The RBLC also decided to disband its Affordability Task Force, saying it has completed its job by raising the issue and providing tools to help educate the industry. Additionally, other task forces, such as Marketing and New Markets, are constantly addressing the issue, says Gruhn. (There are six task forces.)

NMMA president Thom Dammrich called this year’s American Boating Congress one of the most successful in recent history.

NMMA president Thom Dammrich called this year’s American Boating Congress one of the most successful in recent history.

The speakers

A host of speakers took the stage, including Republican U.S. Rep. Austin Scott of Georgia’s 8th Congressional District. He spoke passionately about the importance of strong advocacy for access to fishing and focused on the short nine-day red snapper season.

“Fishing has been a big part of my life, and they’ve taken something from me that is important,” says Scott. “Because with my dad, at the age of 70, I probably will never go snapper fishing with him again. They stole that from my family, if you want to get right down to it.”

To further push his point, Scott told the audience that his 16-year-old son, Wells, while fishing the Gulf of Mexico for speckled trout, was disappointed that he has never caught a snapper. “It dawned on me how much they had taken from us when [my son] said that.”

Scott urged the industry to stand up for its consumers and fight for fishing rights. “You have a great industry — one that really stands for America,” says Scott, who owns a 32-foot Regulator fishing boat.

U.S. Rep. Patrick E. Murphy, a Democrat who represents Florida’s 18th Congressional District, which includes Palm Beach, Martin and St. Lucie counties, talked about the need for protecting the health of boating and fishing waterways.
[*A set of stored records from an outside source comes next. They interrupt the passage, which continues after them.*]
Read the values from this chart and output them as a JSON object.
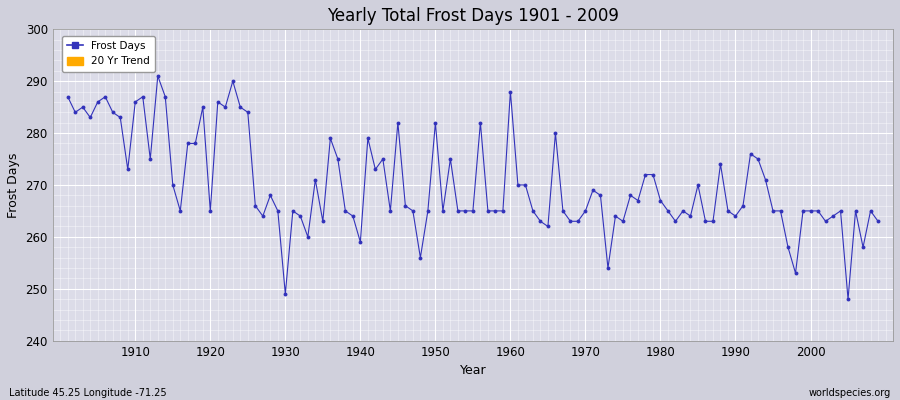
{
  "title": "Yearly Total Frost Days 1901 - 2009",
  "xlabel": "Year",
  "ylabel": "Frost Days",
  "footnote_left": "Latitude 45.25 Longitude -71.25",
  "footnote_right": "worldspecies.org",
  "legend": [
    "Frost Days",
    "20 Yr Trend"
  ],
  "legend_colors": [
    "#3333bb",
    "#ffaa00"
  ],
  "line_color": "#3333bb",
  "outer_bg": "#d0d0dc",
  "plot_bg": "#dcdce8",
  "grid_major_color": "#c8c8d4",
  "grid_minor_color": "#c8c8d4",
  "ylim": [
    240,
    300
  ],
  "yticks": [
    240,
    250,
    260,
    270,
    280,
    290,
    300
  ],
  "xlim": [
    1899,
    2011
  ],
  "xticks": [
    1910,
    1920,
    1930,
    1940,
    1950,
    1960,
    1970,
    1980,
    1990,
    2000
  ],
  "years": [
    1901,
    1902,
    1903,
    1904,
    1905,
    1906,
    1907,
    1908,
    1909,
    1910,
    1911,
    1912,
    1913,
    1914,
    1915,
    1916,
    1917,
    1918,
    1919,
    1920,
    1921,
    1922,
    1923,
    1924,
    1925,
    1926,
    1927,
    1928,
    1929,
    1930,
    1931,
    1932,
    1933,
    1934,
    1935,
    1936,
    1937,
    1938,
    1939,
    1940,
    1941,
    1942,
    1943,
    1944,
    1945,
    1946,
    1947,
    1948,
    1949,
    1950,
    1951,
    1952,
    1953,
    1954,
    1955,
    1956,
    1957,
    1958,
    1959,
    1960,
    1961,
    1962,
    1963,
    1964,
    1965,
    1966,
    1967,
    1968,
    1969,
    1970,
    1971,
    1972,
    1973,
    1974,
    1975,
    1976,
    1977,
    1978,
    1979,
    1980,
    1981,
    1982,
    1983,
    1984,
    1985,
    1986,
    1987,
    1988,
    1989,
    1990,
    1991,
    1992,
    1993,
    1994,
    1995,
    1996,
    1997,
    1998,
    1999,
    2000,
    2001,
    2002,
    2003,
    2004,
    2005,
    2006,
    2007,
    2008,
    2009
  ],
  "values": [
    287,
    284,
    285,
    283,
    286,
    287,
    284,
    283,
    273,
    286,
    287,
    275,
    291,
    287,
    270,
    265,
    278,
    278,
    285,
    265,
    286,
    285,
    290,
    285,
    284,
    266,
    264,
    268,
    265,
    249,
    265,
    264,
    260,
    271,
    263,
    279,
    275,
    265,
    264,
    259,
    279,
    273,
    275,
    265,
    282,
    266,
    265,
    256,
    265,
    282,
    265,
    275,
    265,
    265,
    265,
    282,
    265,
    265,
    265,
    288,
    270,
    270,
    265,
    263,
    262,
    280,
    265,
    263,
    263,
    265,
    269,
    268,
    254,
    264,
    263,
    268,
    267,
    272,
    272,
    267,
    265,
    263,
    265,
    264,
    270,
    263,
    263,
    274,
    265,
    264,
    266,
    276,
    275,
    271,
    265,
    265,
    258,
    253,
    265,
    265,
    265,
    263,
    264,
    265,
    248,
    265,
    258,
    265,
    263
  ]
}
He cited the drainage of fresh water from Lake Okeechobee into the coastal waters of Florida and in the Florida Keys and Everglades. Water quality, and therefore marine life, has suffered because of the drainage, which chokes the water of oxygen, he says.

“Something that is near and dear to my heart is cleaning up our waterways,” he says.

Murphy also spoke of the need for bipartisan conversation and finding the “middle ground” to make progress. “Compromise isn’t a dirty word,” says Murphy.

For the first time the event featured two keynote speakers: “Fox & Friends Weekend” anchor Tucker Carlson and CNN commentator Paul Begala. Begala is a Democratic strategist, and he is a political contributor for CNN. He appears frequently on “The Situation Room” and other CNN programs. Begala was a chief strategist for the 1992 Clinton-Gore campaign.

“Bernie Sanders’ message is a message that looks very much like Donald Trump’s message,” says Begala. “It’s, ‘Hey Washington, there is a middle class in America, and you can’t have a functioning democracy and [healthy] economy without it. And by the way, our middle class is collapsing.”

Carlson is editor-in-chief of The Daily Caller, a political news website. A conservative pundit, he formerly co-hosted CNN’s “Crossfire” and MSNBC’s “Tucker.”

“You are watching a rebellion of voters against their own parties on both sides,” Tucker says. “That’s what is actually happening, and we miss this in the press because we focus too much on the people who are running.”